First of all, that’s bollocks. My personal belief that parenting is evil does not lead to any extinction of anything. Secondly, I don’t actually advocate that people stop breeding, only that unless we come up with a better system, it’s more moral to simply not breed at all. It’s better for society as a whole and it’s better for the individual. There is simply no rational reason that exists to justify someone breeding, and since it leads to an immoral hierarchy, then why do it?
But suppose that people actually believe what I say (which is extremely unlikely, seeing how many people actually listen to me right now) and adopt it on a widespread basis. Would that lead to the extinction of the human race? Obviously not. No matter the ideology, there’ll always be people who will disagree. Some people are still going to breed. So there’ll never be extinction.
And if you say something like “ah Franc so your ideology can only survive if some people don’t believe in it, that’s a contradiction mate.” To that I’d say that if humans did go extinct, it would not die off any faster than any other ideology, so the point is kinda moot. Besides, what’s so important about one’s ideas that they should survive at all costs? Can’t an idea serve its role and then be discarded, in historical terms? Why not?

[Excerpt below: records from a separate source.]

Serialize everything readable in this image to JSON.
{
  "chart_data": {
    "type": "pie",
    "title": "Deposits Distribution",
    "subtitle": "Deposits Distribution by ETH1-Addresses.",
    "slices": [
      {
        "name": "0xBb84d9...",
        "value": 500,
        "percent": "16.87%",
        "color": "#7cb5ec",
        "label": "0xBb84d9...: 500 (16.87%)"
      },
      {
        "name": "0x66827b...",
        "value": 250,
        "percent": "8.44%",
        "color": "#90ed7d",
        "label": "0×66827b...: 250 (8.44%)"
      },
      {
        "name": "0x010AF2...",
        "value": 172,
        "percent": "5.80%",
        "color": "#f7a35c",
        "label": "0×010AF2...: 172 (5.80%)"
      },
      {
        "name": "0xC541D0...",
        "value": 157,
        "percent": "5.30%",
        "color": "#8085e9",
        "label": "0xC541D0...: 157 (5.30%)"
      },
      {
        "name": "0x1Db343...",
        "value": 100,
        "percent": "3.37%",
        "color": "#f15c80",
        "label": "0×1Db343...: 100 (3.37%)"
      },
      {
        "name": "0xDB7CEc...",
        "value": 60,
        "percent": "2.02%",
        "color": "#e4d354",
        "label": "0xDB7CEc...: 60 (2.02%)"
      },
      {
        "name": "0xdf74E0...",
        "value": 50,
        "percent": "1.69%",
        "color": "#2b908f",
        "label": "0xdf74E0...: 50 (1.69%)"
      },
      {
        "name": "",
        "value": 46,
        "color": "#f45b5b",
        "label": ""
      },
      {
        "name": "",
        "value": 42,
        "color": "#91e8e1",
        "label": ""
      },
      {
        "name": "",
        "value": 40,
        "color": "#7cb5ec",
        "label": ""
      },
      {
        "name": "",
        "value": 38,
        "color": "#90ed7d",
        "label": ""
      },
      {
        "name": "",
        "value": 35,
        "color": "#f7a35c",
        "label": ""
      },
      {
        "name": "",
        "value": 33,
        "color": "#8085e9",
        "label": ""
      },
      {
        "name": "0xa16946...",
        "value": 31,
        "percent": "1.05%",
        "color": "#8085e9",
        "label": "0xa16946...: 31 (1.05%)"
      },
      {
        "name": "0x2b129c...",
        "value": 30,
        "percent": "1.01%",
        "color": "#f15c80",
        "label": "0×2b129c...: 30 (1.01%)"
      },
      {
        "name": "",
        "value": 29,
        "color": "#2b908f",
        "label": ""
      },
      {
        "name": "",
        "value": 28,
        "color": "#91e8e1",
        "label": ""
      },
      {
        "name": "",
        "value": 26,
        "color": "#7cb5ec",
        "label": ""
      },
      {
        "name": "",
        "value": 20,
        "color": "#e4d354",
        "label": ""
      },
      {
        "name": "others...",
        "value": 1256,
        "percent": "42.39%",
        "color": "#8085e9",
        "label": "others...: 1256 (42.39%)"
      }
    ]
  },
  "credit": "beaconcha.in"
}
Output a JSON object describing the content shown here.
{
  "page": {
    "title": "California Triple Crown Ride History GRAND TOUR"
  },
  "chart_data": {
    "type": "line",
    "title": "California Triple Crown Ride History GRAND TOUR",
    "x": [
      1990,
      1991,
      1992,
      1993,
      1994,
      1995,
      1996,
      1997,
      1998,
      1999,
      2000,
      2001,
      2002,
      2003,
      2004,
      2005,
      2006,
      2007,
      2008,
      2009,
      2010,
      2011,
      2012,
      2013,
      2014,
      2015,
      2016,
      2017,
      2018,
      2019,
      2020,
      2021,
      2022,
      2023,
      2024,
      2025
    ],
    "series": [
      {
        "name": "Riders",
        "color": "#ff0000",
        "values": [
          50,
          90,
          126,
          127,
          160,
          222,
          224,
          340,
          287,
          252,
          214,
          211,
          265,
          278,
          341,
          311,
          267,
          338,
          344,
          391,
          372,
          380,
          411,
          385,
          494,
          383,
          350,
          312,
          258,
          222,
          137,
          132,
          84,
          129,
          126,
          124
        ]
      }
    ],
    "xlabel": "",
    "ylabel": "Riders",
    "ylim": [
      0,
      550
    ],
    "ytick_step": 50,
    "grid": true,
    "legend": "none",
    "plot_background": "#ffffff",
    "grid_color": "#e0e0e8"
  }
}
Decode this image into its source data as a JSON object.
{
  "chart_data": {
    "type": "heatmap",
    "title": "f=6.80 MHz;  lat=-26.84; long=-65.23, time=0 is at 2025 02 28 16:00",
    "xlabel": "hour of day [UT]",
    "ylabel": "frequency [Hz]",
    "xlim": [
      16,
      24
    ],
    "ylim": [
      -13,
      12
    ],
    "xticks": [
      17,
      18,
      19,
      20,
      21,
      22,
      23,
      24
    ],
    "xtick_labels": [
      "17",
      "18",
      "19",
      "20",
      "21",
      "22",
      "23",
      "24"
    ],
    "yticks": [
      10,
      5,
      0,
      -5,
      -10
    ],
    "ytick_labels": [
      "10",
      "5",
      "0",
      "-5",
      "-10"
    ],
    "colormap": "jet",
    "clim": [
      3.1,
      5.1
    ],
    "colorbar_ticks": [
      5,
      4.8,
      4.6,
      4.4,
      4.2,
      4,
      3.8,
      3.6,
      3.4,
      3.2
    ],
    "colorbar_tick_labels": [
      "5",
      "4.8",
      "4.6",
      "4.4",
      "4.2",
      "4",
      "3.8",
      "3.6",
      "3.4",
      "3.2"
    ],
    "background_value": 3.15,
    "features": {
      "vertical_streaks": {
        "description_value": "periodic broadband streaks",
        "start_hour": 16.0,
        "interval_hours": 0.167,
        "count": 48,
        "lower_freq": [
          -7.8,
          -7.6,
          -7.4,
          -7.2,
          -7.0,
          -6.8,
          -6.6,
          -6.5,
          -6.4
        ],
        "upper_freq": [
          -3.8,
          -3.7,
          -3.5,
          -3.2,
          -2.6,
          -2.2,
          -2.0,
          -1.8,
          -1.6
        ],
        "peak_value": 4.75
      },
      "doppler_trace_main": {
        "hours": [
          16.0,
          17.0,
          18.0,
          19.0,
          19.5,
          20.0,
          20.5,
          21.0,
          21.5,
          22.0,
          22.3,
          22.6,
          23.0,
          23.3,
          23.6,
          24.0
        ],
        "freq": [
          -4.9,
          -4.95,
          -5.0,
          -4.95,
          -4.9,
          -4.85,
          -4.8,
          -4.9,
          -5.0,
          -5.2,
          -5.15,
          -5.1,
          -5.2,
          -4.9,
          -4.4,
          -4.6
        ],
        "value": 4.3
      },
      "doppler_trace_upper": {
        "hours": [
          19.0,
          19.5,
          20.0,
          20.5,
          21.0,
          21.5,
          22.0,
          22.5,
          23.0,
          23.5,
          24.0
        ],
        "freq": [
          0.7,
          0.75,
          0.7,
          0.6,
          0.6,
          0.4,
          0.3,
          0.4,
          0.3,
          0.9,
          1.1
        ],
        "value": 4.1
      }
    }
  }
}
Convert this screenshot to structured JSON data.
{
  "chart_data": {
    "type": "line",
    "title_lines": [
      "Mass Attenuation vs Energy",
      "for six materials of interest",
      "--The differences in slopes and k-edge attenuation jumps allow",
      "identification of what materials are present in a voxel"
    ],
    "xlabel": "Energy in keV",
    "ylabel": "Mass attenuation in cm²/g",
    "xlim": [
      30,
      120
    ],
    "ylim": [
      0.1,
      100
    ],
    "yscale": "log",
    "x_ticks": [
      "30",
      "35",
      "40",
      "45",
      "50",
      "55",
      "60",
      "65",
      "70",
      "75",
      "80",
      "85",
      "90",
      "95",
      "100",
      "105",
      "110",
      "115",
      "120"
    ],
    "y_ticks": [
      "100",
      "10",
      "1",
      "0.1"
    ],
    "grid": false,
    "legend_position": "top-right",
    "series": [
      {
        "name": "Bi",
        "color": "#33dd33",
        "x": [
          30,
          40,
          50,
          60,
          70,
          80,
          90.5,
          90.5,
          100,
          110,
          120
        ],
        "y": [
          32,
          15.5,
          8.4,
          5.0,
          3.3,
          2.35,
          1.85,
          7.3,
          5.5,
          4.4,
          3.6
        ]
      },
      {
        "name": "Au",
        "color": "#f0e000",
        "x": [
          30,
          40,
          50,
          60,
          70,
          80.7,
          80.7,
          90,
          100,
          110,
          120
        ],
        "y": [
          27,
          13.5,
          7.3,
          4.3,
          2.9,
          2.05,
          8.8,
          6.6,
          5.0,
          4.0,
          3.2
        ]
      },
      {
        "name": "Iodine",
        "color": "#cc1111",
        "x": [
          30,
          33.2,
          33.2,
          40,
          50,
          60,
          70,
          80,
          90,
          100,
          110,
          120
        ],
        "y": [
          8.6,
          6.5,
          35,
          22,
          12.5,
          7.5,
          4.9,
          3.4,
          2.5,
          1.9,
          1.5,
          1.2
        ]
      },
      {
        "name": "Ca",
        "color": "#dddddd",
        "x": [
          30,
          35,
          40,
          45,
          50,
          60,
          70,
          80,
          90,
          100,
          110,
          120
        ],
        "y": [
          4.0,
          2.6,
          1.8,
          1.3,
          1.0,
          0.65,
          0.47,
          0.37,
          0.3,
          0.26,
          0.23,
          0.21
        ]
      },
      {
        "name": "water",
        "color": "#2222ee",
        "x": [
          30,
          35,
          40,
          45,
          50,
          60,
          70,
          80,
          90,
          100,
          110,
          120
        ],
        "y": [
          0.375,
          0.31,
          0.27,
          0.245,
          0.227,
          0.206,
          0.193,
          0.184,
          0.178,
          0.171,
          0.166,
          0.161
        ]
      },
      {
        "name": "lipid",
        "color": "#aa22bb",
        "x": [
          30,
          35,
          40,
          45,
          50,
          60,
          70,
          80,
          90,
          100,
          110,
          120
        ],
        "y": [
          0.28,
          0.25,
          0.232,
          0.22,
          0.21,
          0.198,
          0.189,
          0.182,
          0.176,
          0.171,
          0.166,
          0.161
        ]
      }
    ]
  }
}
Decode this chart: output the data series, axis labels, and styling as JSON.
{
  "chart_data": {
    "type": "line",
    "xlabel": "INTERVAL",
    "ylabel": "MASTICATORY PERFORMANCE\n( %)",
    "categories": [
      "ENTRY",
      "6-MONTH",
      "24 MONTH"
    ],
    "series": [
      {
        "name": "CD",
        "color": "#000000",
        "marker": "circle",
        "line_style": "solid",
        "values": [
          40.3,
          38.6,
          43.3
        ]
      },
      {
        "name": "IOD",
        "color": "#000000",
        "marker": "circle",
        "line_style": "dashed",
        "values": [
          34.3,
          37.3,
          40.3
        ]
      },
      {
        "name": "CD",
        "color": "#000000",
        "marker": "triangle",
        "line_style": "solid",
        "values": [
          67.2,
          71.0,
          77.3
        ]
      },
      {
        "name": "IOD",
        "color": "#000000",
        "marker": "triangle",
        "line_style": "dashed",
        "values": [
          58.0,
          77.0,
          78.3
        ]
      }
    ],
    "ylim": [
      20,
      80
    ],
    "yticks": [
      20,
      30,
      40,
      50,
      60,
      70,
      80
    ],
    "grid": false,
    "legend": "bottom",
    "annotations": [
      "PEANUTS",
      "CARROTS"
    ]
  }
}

The other thing is, what’s so bad about human extinction? This is a serious question, I’m not joshing around. I’m not saying I want humans to go extinct, but I don’t see what’s supposed to be so bad about it. Sure it would make one feel a bit depressed, but it’s not bad per se. How could it be? It has to be an amoral statement, because life is a necessary precondition for morality to even enter the picture. If no one’s alive, there’s no moral issue to begin with, there’s no good or bad (unless you include smart monkeys or alien civilizations in the picture). So yea, I’m not saying everyone needs to be a card-carrying member of VHEMT (they don’t have cards anyway), but I’m saying that there’s no reason to reject the idea prima facie.
Another argument I’ve heard is, “even if there’s still some breeding, most people would be old and ugly, society would cease to be productive, etc etc.” Well that’s rather bigoted isn’t it? Besides, that’s an esthetic preference, not an ethical proposition. So what if you think everyone’s ugly? Just masturbate to old pictures of porn models or something. I don’t really see how this is a big deal. Besides, by the time everyone was old, we’d have the technology to slow down aging, no doubt.